The forex market has no single owner, no central authority, and no governing body that sets prices. Prices are determined entirely by the buying and selling decisions of millions of participants — from the world's largest central banks to individual traders sitting at a laptop at home. Understanding who these participants are, what they are trying to achieve, and how much influence they carry is foundational to understanding why prices move.
Central Banks
Central banks are the most powerful participants in the forex market. The US Federal Reserve, the European Central Bank, the Bank of Japan, and the Bank of England collectively influence the value of the world's most traded currencies through their monetary policy decisions — primarily interest rate changes and quantitative easing or tightening programmes.
Central banks do not trade to make a profit. They intervene in currency markets to manage their currency's value in support of their broader economic objectives — controlling inflation, supporting employment, or maintaining financial stability. When a central bank raises interest rates, its currency typically strengthens. When it cuts rates, the currency typically weakens.
When the US Federal Reserve speaks, the entire forex market listens. A single sentence in a Fed statement can move EUR/USD by 100 pips in under a minute.
Commercial Banks
Commercial and investment banks — JPMorgan, Deutsche Bank, Citibank, Barclays, and others — account for the majority of daily forex volume. They trade for several reasons: on behalf of clients who need to convert currencies for international business, as market makers providing liquidity to other participants, and for their own proprietary trading books.
The rates you receive as a retail trader are derived from the rates banks trade with each other in what is called the interbank market. Your broker aggregates these rates and adds a spread — the difference between the buy and sell price — which is how most brokers generate revenue.
Hedge Funds and Institutions
Hedge funds, pension funds, and investment managers participate in forex markets primarily as part of broader investment strategies. A pension fund buying US equities, for example, must first convert its domestic currency into US dollars — generating forex volume. Some hedge funds trade currencies as a primary strategy, using macroeconomic analysis to take large directional positions over weeks or months.
These participants are significant because they move large volumes — often hundreds of millions of dollars in a single transaction — and their positioning can create or sustain trends that last for extended periods. The Commitment of Traders (COT) report, which you will study in a later course, shows the positioning of these large institutional players.
Corporations
Multinational corporations are consistent participants in the forex market — not to trade for profit, but to manage the currency risk inherent in their international operations. A US company that sells products in Europe receives payment in euros. To report those earnings in dollars, it must exchange euros for dollars — and that transaction happens in the forex market.

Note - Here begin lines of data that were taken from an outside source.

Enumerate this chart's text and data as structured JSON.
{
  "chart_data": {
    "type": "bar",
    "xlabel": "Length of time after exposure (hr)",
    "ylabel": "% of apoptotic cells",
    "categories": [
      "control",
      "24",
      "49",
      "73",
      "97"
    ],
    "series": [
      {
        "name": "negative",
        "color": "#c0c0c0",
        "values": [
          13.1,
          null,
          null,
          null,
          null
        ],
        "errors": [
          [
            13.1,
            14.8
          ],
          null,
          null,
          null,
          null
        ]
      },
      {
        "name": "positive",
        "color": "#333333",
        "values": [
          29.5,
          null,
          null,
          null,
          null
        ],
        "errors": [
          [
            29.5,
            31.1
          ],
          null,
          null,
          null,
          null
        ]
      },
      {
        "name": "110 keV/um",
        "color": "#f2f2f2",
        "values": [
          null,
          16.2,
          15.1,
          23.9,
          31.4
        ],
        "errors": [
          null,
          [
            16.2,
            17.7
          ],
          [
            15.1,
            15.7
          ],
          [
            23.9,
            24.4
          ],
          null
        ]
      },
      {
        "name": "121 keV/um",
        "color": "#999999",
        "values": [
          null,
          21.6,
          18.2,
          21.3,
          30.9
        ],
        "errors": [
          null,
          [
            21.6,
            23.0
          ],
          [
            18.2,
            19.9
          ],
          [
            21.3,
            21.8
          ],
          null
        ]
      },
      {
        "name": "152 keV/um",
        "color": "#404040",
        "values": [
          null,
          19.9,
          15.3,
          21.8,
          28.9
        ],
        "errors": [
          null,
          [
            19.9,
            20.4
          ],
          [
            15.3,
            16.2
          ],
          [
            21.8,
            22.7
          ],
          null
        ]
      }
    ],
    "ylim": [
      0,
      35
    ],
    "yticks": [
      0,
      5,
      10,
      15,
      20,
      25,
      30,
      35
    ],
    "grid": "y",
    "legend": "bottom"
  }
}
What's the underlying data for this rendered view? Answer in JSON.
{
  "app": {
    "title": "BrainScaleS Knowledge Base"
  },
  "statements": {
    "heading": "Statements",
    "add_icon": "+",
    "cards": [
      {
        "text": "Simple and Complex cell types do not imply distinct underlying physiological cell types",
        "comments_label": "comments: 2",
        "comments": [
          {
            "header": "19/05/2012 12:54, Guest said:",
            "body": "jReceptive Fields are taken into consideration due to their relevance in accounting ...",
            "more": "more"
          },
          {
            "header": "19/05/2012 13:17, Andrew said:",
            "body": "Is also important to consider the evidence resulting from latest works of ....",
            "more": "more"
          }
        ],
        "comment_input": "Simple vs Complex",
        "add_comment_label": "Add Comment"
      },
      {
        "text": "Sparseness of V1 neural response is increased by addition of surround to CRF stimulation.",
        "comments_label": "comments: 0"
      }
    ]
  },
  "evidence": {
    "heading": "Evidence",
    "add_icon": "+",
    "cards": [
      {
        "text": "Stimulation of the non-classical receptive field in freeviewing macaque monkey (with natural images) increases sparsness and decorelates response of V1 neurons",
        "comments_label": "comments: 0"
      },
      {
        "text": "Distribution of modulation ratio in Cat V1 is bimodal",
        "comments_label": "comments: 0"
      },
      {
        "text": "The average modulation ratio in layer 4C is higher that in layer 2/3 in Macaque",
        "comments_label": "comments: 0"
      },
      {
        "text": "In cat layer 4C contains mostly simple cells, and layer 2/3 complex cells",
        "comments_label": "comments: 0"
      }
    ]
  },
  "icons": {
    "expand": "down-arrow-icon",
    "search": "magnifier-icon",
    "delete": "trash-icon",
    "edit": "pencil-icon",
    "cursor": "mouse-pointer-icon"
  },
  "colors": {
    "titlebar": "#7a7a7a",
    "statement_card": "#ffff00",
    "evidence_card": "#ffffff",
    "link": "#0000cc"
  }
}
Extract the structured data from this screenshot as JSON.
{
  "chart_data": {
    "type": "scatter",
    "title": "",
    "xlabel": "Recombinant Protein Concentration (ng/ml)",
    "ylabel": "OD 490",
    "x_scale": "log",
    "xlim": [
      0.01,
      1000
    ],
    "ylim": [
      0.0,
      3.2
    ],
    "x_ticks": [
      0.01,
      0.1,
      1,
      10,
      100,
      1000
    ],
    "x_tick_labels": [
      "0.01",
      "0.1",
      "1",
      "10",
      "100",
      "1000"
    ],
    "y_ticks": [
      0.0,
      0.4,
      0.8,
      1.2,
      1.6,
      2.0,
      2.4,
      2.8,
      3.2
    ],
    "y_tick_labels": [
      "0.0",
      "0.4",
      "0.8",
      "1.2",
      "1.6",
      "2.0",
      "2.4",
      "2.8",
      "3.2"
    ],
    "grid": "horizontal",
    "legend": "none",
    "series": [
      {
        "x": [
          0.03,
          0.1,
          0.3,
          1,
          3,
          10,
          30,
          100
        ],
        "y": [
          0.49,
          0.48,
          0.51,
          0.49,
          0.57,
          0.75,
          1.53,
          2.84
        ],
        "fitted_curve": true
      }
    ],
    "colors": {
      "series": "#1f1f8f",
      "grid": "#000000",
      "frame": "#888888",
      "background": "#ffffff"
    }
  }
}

Corporations typically use hedging strategies to protect against adverse currency movements. An airline that buys jet fuel in US dollars but earns revenue in Japanese yen, for example, will hedge its currency exposure to reduce uncertainty in its financial planning.
Retail Traders
Retail traders — people like you — are the smallest participants in the forex market by volume, but the fastest-growing segment. Access to forex trading has been democratised over the past two decades by the proliferation of online brokers, low minimum deposit requirements, and platforms like MT4 and MT5 that give individuals access to the same markets as large institutions.
A retail trader with a $5,000 account places a trade on EUR/USD. Their broker aggregates that order with thousands of other retail orders and hedges the net exposure in the interbank market. The retail trader never transacts directly with a bank — but their trade is ultimately priced from and settled through the interbank network.
Understanding your position in this hierarchy is important. You are not competing directly against banks and hedge funds in most cases — you are participating in the same market, benefiting from the liquidity they provide, and using the same price information they generate. Your edge comes not from size but from discipline, patience, and a clearly defined process.